At school the two approaches that irritated me the most, it seems, were flawed after all. One was the constant focus on ones weakness (attending PTAs was surely dreadful) and the other was trying to make you a more ’rounded’ person (Seems daft to me that you should give up on what makes you unique).
So I always tried to avoid becoming a square peg that had to fit a round hole. I instinctively felt that it made sense to find your strengths and invest in them. With some luck and grace, it would help you lead a fulfilling life at work and home.
Gallup too thought that this was a great idea and they backed it up with great research to launch the best-seller book and ‘self-assessment’ online test in 2001 when Marcus Buckingham and Donald O Clifton came up with, ‘Now, Discover Your Strengths’
The basic premise of the book is that people and organization will benefit and will be more engaged & energetic so long as they try to leverage on their strengths. Weaknesses cannot be ignored and you need strategies to manage them, but they shouldn’t usurp the pride of place that is to be given to ones ‘Strengths’.
And they defined a set of 34 strengths of which your ‘Top 5’ matter the most. Backing the premise is tons of anecdotal story and more of solid stats. The theory and unique online self assessment tool is an outcome of studying over 1.7 million working professionals. The tool has gone through rigorous testing that has proved it in terms of reliability (the themes throwing up your results without significant impact of other factors like mood,fatigue etc) and repeat performance (the likelihood of you getting the same Top 5 if you were to attempt a re-test after say 6 months).
How unique does that make you in terms of sharing ‘Top 5’ themes with others?

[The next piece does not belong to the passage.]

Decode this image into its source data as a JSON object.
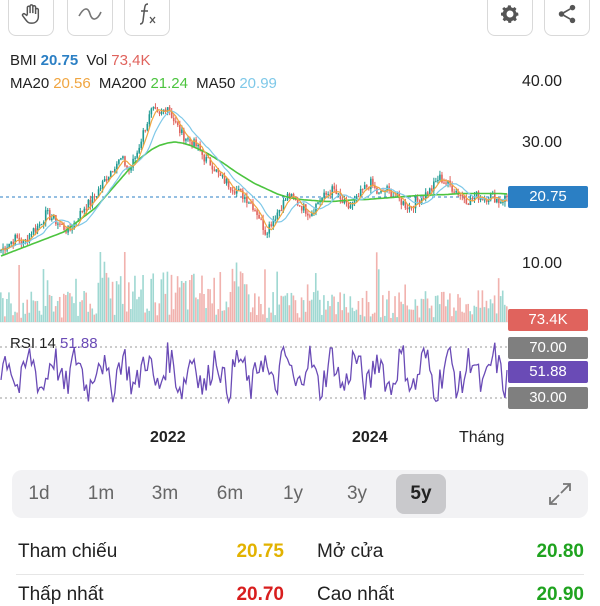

Statistically over thirty-three million (3.3 Crore) iterative combinations are possible and that makes it fairly unique.
StrengthsFinder is an effective tool to discover your strengths and improve your self-awareness. It is a more nuanced tool than tests that put contrasting and simplistic labels on people. None of the themes are ‘good’ or ‘bad’ or even ‘opposites’. They just define you accurately in terms of your personality and potential behaviour paths. Once you read the book, you can understand how a combination of ‘Woo’ and ‘Intellection’ is possible although in layman terms these would appear to be conflicting traits i.e. extrovertism v/s introvertism that cannot describe the same person.
None of the themes are mandatory in any specific job roles or work areas – not every successful salesman needs to have ‘Competitive’ in his Top 5 just like not every teacher will have the ‘Developer’ theme.
The book gives us an interesting insight into ourselves and helps us manage our lives better. And once you are up the curve, it helps you manage and interact better with people as you learn to understand their personalities and the approaches that will optimize your engagement.
So get to learn your signature Top 5 and use it to improve your self-awareness and ability to interact with others. Sharing and guessing ‘Strengths’ of people who have taken similar assessments is a fun activity in itself and will help you sharpen your understanding of personalities in the ‘strengths’ framework. But people can throw up surprising signature themes that makes us appreciate the uniqueness inherent in every person we meet.
You can learn more by visiting their link http://www.strengthsfinder.com. The easiest way to gain access to the test is to purchase the book and use the ‘access code’ they provide for a single usage. You will then get further opportunities to read about Gallup’s work in the area of ‘strengths based organization’ that is their signature program.
Took the test today after nearly 5 years – 3 of my Top 5 remain on the list i.e. Deliberative, Analytical and Strategic. And guess in recent times, I have ‘learnt’ to be more responsible as well since ‘Learner’ and ‘Responsibility’ complete my top themes.